Franstaligen doorbreken evenwicht
Dat het doorbreken van de gelijkheid van de Vlaamse en Franstalige gemeenschappen, notabene een hoeksteen van het institutioneel evenwicht, zelfs niet ter sprake komt in de traditionele media, roept grote vraagtekens op. Is het een gebrek aan politiek doorzicht, of is het een onwelkome waarheid?
Laten we aannemen
dat het geen gebrek aan doorzicht is, dan is de vrees groot dat de kiezers
tijdens de komende verkiezingsperiode evenmin álle informatie zullen krijgen
die nodig is om zich een goed beeld te kunnen vormen van de partijpolitieke
standpunten.
Het is normaal dat
politieke partijen alles uit de kast halen om het kiesvolk voor zich te winnen.

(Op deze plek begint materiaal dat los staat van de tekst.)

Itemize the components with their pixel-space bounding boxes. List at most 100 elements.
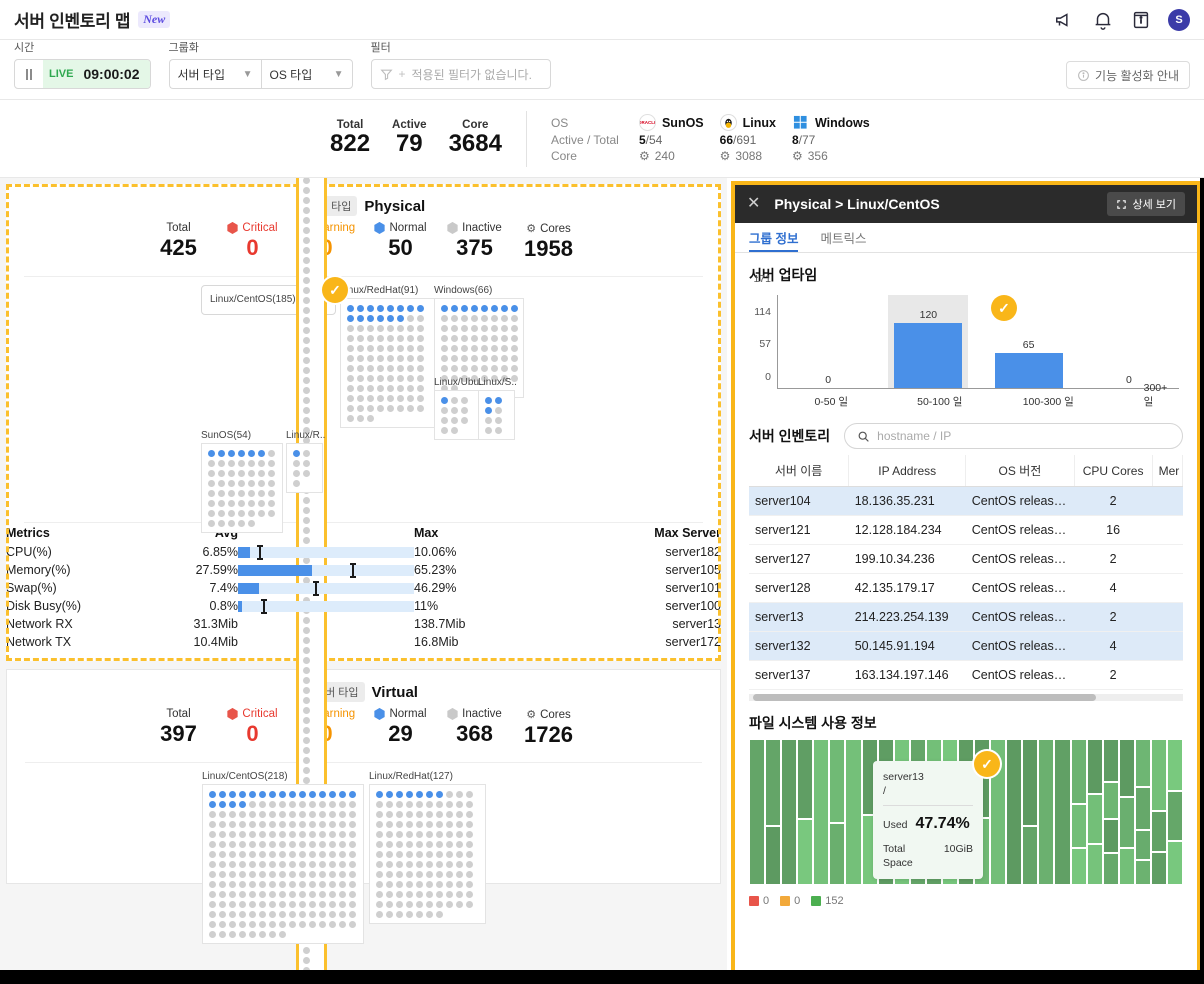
server-dot[interactable] [258, 810, 266, 818]
server-dot[interactable] [440, 406, 448, 414]
server-dot[interactable] [227, 519, 235, 527]
server-dot[interactable] [348, 920, 356, 928]
server-dot[interactable] [500, 354, 508, 362]
server-dot[interactable] [348, 790, 356, 798]
server-dot[interactable] [278, 820, 286, 828]
server-dot[interactable] [298, 860, 306, 868]
server-dot[interactable] [465, 880, 473, 888]
server-dot[interactable] [328, 910, 336, 918]
server-dot[interactable] [303, 346, 311, 354]
server-dot[interactable] [346, 354, 354, 362]
server-dot[interactable] [480, 344, 488, 352]
server-dot[interactable] [208, 890, 216, 898]
server-dot[interactable] [303, 656, 311, 664]
server-dot[interactable] [288, 880, 296, 888]
server-dot[interactable] [346, 324, 354, 332]
server-dot[interactable] [385, 880, 393, 888]
server-dot[interactable] [376, 384, 384, 392]
server-dot[interactable] [248, 810, 256, 818]
server-dot[interactable] [268, 900, 276, 908]
treemap-cell[interactable] [1086, 794, 1103, 844]
server-dot[interactable] [217, 449, 225, 457]
uptime-bar[interactable] [894, 322, 963, 388]
server-dot[interactable] [376, 324, 384, 332]
treemap-cell[interactable] [797, 819, 814, 885]
server-dot[interactable] [510, 304, 518, 312]
server-dot[interactable] [348, 800, 356, 808]
server-dot[interactable] [396, 314, 404, 322]
server-dot[interactable] [207, 449, 215, 457]
server-dot[interactable] [248, 860, 256, 868]
server-dot[interactable] [348, 910, 356, 918]
server-dot[interactable] [510, 364, 518, 372]
server-dot[interactable] [500, 324, 508, 332]
server-dot[interactable] [288, 840, 296, 848]
server-dot[interactable] [366, 314, 374, 322]
server-dot[interactable] [425, 790, 433, 798]
filter-input[interactable]: + 적용된 필터가 없습니다. [370, 59, 551, 89]
server-dot[interactable] [460, 354, 468, 362]
server-dot[interactable] [440, 314, 448, 322]
treemap-cell[interactable] [1118, 848, 1135, 885]
server-dot[interactable] [238, 890, 246, 898]
server-dot[interactable] [303, 696, 311, 704]
server-dot[interactable] [396, 334, 404, 342]
server-dot[interactable] [208, 880, 216, 888]
server-dot[interactable] [318, 800, 326, 808]
server-dot[interactable] [376, 334, 384, 342]
server-dot[interactable] [346, 364, 354, 372]
server-dot[interactable] [385, 860, 393, 868]
server-dot[interactable] [302, 469, 310, 477]
treemap-cell[interactable] [797, 739, 814, 820]
server-dot[interactable] [445, 840, 453, 848]
server-dot[interactable] [318, 830, 326, 838]
server-dot[interactable] [298, 800, 306, 808]
server-dot[interactable] [405, 870, 413, 878]
server-dot[interactable] [268, 910, 276, 918]
server-dot[interactable] [217, 519, 225, 527]
server-dot[interactable] [416, 304, 424, 312]
server-dot[interactable] [484, 416, 492, 424]
server-dot[interactable] [248, 920, 256, 928]
server-dot[interactable] [292, 479, 300, 487]
server-dot[interactable] [386, 304, 394, 312]
dot-group-box[interactable] [286, 443, 323, 493]
server-dot[interactable] [445, 790, 453, 798]
server-dot[interactable] [356, 404, 364, 412]
server-dot[interactable] [303, 716, 311, 724]
server-dot[interactable] [338, 890, 346, 898]
server-dot[interactable] [308, 900, 316, 908]
server-dot[interactable] [303, 746, 311, 754]
treemap-cell[interactable] [1086, 843, 1103, 885]
server-dot[interactable] [268, 920, 276, 928]
server-dot[interactable] [396, 404, 404, 412]
server-dot[interactable] [490, 324, 498, 332]
server-dot[interactable] [227, 449, 235, 457]
treemap-cell[interactable] [1118, 739, 1135, 797]
server-dot[interactable] [308, 820, 316, 828]
server-dot[interactable] [445, 870, 453, 878]
inventory-col-1[interactable]: IP Address [848, 455, 967, 487]
server-dot[interactable] [318, 920, 326, 928]
server-dot[interactable] [208, 920, 216, 928]
server-dot[interactable] [346, 304, 354, 312]
server-dot[interactable] [405, 860, 413, 868]
server-dot[interactable] [318, 790, 326, 798]
server-dot[interactable] [208, 870, 216, 878]
server-dot[interactable] [207, 509, 215, 517]
server-dot[interactable] [416, 384, 424, 392]
server-dot[interactable] [356, 394, 364, 402]
server-dot[interactable] [338, 820, 346, 828]
server-dot[interactable] [386, 384, 394, 392]
server-dot[interactable] [248, 890, 256, 898]
server-dot[interactable] [248, 870, 256, 878]
server-dot[interactable] [238, 930, 246, 938]
server-dot[interactable] [218, 870, 226, 878]
uptime-bar[interactable] [994, 352, 1063, 388]
server-dot[interactable] [366, 334, 374, 342]
dot-group-box[interactable] [340, 298, 439, 428]
server-dot[interactable] [406, 344, 414, 352]
server-dot[interactable] [207, 499, 215, 507]
server-dot[interactable] [406, 324, 414, 332]
server-dot[interactable] [258, 890, 266, 898]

Marc Eyskens vond volksverlakkerij zelfs noodzakelijk omdat verkiezingsbeloften
nu eenmaal hinderlijk worden de dag na de verkiezingen.
Precies daarom is
het de rol van opiniemakers en journalisten om die leugens en halve waarheden
te doorprikken. Of behoort het misschien tot hun taak om de kiezer vooral niet
te informeren?
In Knack online
(31/01) zegt politoloog Carl Devos over de N-VA-boodschap dat het goed klinkt,
‘de kiezer beslist’. Maar wat beslist hij eigenlijk, vraagt hij zich terecht
af. Inderdaad, na de verkiezingen blijft er van de slogans nog weinig over. Hij
geeft wel toe dat die kritieken tegenover N-VA ook van toepassing zijn op
andere partijen. “Ze houden allemaal tweeslachtige discours om hun strategie
tegenover het Vlaamse kiespubliek te maximaliseren."
Gevraagd naar zijn
mening omtrent de conclusie van CD&V’er Ghekiere kreeg ik volgend antwoord:
“Gelet op het belang en de gevoeligheid verdient deze kwestie een grondige
beschouwing. Wellicht zal die in de komende maanden van pas komen, maar op
dit moment is die niet klaar. Ik heb eerder al geschreven dat de koppeling van
het Brussels Gewest aan de Franse Gemeenschap in de zgn. Fédération geen goede
zaak is voor het federaal België. Indien de Franstaligen willen uitgaan van de
drieledigheid, moeten ze de autonomie daarvan respecteren, en dus niet
vooropstellen dat het Brussels en Waals beleid identiek moet zijn, omdat het
gelijk moet zijn voor alle Franstaligen in dit land. De bijzondere positie
van Brussel genereert niet enkel rechten, bv. qua financiering, maar ook
plichten, bv. qua respect voor de taalminderheid.”
Zijn reactie maakt
alvast duidelijk dat het ook voor politologen ‘op eieren lopen’ is. Om vooral
niemand voor het hoofd te stoten. Toch teleurstellend dat de waarheid nog even
moet wachten.
Houtwormen aan het werk
Ondertussen ben ik wel benieuwd hoe CD&V met deze onwelkome waarheid zal omgaan in de komende weken. CD&V voorzitter Wouter Beke liet eerder al weten dat hij de prijs voor de splitsing aanvaardbaar vond. En dan hebben we het nog niet over de ongelijkheid die de 'partiële splitsing en ontdubbeling' van het gerechtelijke arrondissement veroorzaakt.
Bij
dit alles sta ik versteld van de lankmoedigheid bij de Nederlandstalige
Belgicisten. Dat Franstaligen het Belgisch institutioneel kader ondergraven,
zal voor Vlaams-nationalisten helemaal geen reden zijn om op de barricaden te gaan
staan, integendeel. Maar ook de Belgischgezinde lobbygroepen laten het allemaal
over zich heen gaan. Deze passiviteit staat in schril contrast met hun soms
virulente afkeer voor de Vlaams eisen. Het is klaarblijkelijk gemakkelijker
anti-Vlaams dan pro-Belgisch te zijn. Iedereen legt zich erbij neer dat de
houtwormen (‘merules’ dixit Laurette Onckelinckx) hun sloopwerk verder doen.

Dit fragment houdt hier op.